Jakarta, Oktober 2020…
Qiana baru saja selesai menggelar konferensi pers untuk menjawab isu soal pailitnya dua perusahaan Pratama Wijaya dan Pratama Wijaya Putra.
Dengan meyakinkan wartawan, para investor, serta para pemilik saham. Qiana menjelaskan bahwa perusahaan Pratama Wijaya dan Pratama Wijaya Putra kini berada dalam kendali dirinya sebagai pemegang saham, sekaligus pemilik perusahaan yang baru.
Mengenai Alvan Pratama Putra Wijaya sang pewaris satu-satunya dalam keluarga Pratama Wijaya, Qiana juga sudah menjelaskan bahwa sang suami menyerahkan semua perusahaan itu pada dirinya.
Sementara Alvan sedang merintis usaha baru di luar kota. Untuk itu Alvan menyerahkan tugas dan tanggung jawab perusahaan pada Qiana sebagai seorang istri dan menantu di keluarga Pratama Wijaya.
"Billy, kenapa kamu diam saja saat Qiana berhasil menguasai perusahaan ini?" tanya Om Fariz geram saat mengikuti Papi Billy ke dalam ruangannya.
"Mau bagaimana lagi? Qiana sekarang pemilik saham terbesar di perusahaan ini, dan Qiana juga yang selama ini berjuang mempertahankan perusahaan agar tidak jatuh ke tangan orang lain! Beruntung Qiana adalah istri Alvan dan menantu di keluarga Pratama Wijaya, jadi kami tidak harus kehilangan muka saat perusahaan ini pailit dan diselamatkan oleh Qiana yang merupakan anggota keluarga Pratama Wijaya, meski dia hanya seorang menantu." Ucap Papi Billy penuh penekanan.
"Bangga sekali kamu sepertinya pada menantu kesayanganmu itu, Billy! Apa kamu tidak takut kalau suatu hari nanti Qiana akan menceraikan Alvan dan mengambil semua dari kalian?" tanya Om Fariz mengompori.

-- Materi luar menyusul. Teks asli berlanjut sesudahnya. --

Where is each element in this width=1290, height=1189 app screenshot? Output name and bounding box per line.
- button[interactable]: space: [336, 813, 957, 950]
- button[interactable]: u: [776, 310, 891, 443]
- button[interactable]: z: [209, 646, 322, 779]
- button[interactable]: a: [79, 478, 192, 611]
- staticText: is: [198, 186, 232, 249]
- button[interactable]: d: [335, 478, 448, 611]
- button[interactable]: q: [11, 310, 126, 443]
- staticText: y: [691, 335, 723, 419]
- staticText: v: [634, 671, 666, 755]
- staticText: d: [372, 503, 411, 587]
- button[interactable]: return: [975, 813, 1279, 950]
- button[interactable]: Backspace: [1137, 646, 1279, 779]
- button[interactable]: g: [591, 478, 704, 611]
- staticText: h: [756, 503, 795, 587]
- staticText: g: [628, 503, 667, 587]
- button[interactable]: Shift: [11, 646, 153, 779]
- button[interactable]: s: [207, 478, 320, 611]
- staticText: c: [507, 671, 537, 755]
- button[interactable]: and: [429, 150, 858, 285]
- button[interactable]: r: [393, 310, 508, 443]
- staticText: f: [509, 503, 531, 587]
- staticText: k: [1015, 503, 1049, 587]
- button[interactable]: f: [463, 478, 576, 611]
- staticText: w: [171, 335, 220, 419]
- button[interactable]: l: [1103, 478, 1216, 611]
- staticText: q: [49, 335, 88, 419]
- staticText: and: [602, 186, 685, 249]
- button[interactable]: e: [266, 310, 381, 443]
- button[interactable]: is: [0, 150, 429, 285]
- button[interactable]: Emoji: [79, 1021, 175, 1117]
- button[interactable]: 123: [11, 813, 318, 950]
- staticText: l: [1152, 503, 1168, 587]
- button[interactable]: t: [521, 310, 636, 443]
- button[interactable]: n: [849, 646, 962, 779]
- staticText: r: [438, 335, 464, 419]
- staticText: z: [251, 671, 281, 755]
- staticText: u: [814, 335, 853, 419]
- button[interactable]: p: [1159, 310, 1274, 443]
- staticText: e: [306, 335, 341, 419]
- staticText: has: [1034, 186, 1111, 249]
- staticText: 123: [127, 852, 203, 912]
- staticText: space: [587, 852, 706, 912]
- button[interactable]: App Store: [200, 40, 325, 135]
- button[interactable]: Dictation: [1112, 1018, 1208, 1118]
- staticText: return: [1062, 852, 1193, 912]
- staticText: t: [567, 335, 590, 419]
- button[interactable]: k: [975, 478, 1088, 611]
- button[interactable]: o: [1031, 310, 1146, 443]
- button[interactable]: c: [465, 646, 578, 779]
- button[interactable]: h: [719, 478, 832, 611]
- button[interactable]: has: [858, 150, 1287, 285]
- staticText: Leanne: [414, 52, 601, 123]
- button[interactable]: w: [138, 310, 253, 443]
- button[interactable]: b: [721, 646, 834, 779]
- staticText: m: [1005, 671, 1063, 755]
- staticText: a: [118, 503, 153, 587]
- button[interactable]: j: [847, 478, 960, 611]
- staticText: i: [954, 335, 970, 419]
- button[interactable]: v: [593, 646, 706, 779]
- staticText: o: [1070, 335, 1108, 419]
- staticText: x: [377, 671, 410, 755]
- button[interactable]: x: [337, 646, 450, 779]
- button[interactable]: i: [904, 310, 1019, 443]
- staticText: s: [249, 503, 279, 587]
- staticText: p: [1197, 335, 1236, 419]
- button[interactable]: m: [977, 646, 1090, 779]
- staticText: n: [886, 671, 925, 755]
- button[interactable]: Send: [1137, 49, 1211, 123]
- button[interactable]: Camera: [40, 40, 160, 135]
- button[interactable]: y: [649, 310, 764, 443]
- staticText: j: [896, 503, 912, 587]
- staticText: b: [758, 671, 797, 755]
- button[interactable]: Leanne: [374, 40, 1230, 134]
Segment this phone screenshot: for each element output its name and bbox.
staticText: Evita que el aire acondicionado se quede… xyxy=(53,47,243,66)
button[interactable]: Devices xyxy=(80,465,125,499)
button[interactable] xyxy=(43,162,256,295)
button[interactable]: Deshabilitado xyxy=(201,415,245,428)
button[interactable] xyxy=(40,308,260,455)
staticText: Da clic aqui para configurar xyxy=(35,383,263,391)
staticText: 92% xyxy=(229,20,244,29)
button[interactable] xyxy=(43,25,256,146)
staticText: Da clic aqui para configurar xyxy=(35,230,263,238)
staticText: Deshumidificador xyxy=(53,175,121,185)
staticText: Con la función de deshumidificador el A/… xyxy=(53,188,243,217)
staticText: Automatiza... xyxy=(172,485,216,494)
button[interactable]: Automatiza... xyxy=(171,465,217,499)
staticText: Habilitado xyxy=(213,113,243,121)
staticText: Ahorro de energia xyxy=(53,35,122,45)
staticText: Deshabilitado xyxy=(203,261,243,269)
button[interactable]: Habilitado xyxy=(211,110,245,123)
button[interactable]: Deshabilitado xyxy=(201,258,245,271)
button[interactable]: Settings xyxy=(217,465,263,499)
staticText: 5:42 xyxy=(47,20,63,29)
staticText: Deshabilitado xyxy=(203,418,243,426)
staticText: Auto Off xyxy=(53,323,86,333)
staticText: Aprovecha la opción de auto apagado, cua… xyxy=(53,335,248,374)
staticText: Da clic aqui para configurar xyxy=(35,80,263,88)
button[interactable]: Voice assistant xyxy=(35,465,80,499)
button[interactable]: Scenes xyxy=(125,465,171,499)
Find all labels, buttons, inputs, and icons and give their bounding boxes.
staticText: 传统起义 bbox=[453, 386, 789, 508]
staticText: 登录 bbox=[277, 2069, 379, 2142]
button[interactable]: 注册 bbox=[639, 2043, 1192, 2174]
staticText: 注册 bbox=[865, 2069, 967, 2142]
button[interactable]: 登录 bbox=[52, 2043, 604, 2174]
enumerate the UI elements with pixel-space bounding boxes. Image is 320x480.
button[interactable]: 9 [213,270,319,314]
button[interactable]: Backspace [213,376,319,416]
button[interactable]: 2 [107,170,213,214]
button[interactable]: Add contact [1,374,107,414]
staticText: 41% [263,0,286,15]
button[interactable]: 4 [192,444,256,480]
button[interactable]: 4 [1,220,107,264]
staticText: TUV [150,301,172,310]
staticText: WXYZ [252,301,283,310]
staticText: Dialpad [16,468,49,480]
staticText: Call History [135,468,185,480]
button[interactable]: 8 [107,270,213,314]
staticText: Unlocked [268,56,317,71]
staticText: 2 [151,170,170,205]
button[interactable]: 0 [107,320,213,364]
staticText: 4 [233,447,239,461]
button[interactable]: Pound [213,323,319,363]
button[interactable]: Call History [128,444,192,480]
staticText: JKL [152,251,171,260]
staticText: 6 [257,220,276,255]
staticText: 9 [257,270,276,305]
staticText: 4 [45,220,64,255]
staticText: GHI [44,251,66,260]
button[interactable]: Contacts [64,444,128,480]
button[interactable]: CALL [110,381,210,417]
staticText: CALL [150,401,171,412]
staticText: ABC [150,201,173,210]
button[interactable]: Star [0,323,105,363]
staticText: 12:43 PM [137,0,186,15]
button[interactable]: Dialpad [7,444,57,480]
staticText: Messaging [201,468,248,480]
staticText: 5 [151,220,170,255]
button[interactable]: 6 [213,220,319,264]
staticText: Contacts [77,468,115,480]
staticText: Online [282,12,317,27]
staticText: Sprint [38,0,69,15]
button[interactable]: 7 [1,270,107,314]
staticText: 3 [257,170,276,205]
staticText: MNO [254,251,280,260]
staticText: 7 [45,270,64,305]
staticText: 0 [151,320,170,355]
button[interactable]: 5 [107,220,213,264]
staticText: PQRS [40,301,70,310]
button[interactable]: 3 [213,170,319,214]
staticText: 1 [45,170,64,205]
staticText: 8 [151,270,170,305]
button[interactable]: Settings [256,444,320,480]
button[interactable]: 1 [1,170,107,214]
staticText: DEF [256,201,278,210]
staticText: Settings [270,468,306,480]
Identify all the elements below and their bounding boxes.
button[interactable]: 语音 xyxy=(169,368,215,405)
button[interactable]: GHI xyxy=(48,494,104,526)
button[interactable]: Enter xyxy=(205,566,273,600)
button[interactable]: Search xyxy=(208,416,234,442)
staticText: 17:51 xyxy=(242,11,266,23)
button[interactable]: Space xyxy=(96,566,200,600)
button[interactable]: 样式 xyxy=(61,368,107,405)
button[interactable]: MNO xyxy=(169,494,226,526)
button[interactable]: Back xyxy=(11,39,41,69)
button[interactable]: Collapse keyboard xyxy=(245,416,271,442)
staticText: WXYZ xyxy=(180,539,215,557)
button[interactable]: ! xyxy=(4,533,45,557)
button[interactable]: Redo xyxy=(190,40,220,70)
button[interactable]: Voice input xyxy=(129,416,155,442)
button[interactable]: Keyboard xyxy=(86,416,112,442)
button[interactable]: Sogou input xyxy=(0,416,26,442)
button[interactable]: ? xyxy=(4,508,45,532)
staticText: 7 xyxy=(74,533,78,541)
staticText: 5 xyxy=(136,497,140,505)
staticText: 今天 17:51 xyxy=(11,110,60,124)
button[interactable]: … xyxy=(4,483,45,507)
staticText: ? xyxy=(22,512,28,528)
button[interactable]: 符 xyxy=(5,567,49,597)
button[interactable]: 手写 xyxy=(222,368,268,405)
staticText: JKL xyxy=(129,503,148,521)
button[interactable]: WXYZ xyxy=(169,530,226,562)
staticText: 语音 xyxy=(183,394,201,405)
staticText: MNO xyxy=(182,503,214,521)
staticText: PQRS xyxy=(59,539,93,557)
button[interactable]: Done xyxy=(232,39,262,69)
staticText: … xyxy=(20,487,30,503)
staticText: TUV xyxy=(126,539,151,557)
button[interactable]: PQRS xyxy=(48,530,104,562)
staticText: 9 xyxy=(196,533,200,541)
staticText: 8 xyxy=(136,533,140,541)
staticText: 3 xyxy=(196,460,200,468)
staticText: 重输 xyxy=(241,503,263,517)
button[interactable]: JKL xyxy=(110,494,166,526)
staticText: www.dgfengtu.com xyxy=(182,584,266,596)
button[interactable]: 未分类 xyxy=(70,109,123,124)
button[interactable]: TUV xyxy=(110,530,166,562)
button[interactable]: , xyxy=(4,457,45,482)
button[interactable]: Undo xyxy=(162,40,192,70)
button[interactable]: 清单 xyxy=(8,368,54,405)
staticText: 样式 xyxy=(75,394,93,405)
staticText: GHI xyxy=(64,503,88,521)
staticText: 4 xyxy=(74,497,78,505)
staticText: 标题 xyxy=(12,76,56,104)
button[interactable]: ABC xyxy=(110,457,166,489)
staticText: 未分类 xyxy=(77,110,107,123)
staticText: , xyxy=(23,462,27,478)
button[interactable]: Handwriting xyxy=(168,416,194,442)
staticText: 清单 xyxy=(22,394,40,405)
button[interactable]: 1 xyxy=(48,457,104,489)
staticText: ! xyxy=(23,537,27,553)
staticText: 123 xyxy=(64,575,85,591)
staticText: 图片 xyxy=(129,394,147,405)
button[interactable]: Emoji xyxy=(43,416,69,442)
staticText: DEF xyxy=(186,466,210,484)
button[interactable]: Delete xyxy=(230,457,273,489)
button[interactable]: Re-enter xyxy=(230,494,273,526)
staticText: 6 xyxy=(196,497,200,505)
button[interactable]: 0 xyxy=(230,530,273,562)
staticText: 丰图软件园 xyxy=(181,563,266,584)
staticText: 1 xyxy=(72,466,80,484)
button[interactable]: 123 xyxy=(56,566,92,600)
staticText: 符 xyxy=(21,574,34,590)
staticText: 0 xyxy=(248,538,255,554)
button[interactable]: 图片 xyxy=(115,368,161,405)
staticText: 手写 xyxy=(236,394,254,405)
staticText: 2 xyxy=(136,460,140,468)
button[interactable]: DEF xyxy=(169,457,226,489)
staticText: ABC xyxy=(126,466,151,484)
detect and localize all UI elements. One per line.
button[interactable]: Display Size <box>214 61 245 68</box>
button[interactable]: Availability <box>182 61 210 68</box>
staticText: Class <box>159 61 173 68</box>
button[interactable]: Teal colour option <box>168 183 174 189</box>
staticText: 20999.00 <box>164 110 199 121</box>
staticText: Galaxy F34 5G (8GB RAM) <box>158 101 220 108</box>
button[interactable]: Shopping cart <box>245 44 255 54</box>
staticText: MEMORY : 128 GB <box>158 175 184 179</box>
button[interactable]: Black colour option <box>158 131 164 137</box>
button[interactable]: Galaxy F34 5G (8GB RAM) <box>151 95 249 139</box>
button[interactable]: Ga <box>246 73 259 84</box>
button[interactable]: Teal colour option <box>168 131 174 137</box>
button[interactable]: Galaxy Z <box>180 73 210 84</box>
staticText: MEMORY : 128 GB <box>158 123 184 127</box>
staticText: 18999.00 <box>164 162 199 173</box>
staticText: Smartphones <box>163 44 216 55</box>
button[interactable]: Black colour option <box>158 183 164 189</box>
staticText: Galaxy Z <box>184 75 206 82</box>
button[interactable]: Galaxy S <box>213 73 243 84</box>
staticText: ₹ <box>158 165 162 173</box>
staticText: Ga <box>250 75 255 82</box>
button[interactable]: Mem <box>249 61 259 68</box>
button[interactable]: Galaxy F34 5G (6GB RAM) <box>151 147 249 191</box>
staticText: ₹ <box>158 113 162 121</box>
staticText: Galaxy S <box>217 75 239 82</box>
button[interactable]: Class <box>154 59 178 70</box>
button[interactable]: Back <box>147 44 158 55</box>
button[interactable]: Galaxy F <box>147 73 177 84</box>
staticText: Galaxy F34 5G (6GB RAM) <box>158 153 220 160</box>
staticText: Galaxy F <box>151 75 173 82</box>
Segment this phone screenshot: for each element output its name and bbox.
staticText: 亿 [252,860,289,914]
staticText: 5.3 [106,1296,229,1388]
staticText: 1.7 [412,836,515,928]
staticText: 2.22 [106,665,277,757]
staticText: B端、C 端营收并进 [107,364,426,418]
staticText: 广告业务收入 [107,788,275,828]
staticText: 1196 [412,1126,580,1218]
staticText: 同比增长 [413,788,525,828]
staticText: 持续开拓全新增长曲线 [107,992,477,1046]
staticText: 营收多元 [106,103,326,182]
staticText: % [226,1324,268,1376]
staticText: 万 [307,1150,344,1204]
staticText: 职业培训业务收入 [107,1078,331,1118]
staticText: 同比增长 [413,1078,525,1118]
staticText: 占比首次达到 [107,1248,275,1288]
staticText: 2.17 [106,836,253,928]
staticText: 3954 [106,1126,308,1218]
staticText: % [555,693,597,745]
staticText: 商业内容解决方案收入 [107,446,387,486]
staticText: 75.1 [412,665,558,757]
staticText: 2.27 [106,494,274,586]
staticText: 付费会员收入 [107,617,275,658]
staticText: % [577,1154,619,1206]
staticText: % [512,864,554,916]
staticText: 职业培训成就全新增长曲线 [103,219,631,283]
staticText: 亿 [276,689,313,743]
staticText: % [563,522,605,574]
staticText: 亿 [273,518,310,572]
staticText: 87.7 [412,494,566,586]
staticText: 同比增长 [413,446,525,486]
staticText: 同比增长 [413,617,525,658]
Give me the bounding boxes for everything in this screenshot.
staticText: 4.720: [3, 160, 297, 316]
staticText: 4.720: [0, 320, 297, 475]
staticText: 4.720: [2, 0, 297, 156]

"Aku percaya pada menantu kesayanganku! Dan aku tidak perlu takut apa pun! Sebab Qiana sudah menyelamatkan perusahaan, meski dengan cara dia mengambil alih perusahaan sekali pun karena kecerdasan yang dia miliki. Bukan karena hasil kecurangan dia untuk menguasai perusahaan yang bukan hak atas dirinya sendiri." sindiran keras Papi Billy merupakan tamparan bagi Om Fariz.
"Sial!" umpat Om Fariz di dalam hati.
Om Fariz pergi meninggalkan Papi Billy sendiri di dalam ruangannya dengan perasaan dongkol. Om Fariz sangat kecewa dengan sikap Papi Billy yang seolah tutup mata dan telinga dengan sikap Qiana yang sudah mengambil alih semua kekuasaan di perusahaan keluarga Pratama Wijaya.
Tring…
Tring…
Tring…
Ponsel Qiana berbunyi, Qiana segera merogoh tas miliknya untuk mengambil ponsel. Saat melihat nama kontak pada layar ponselnya, spontan senyum mengembang di sudut bibir Qiana.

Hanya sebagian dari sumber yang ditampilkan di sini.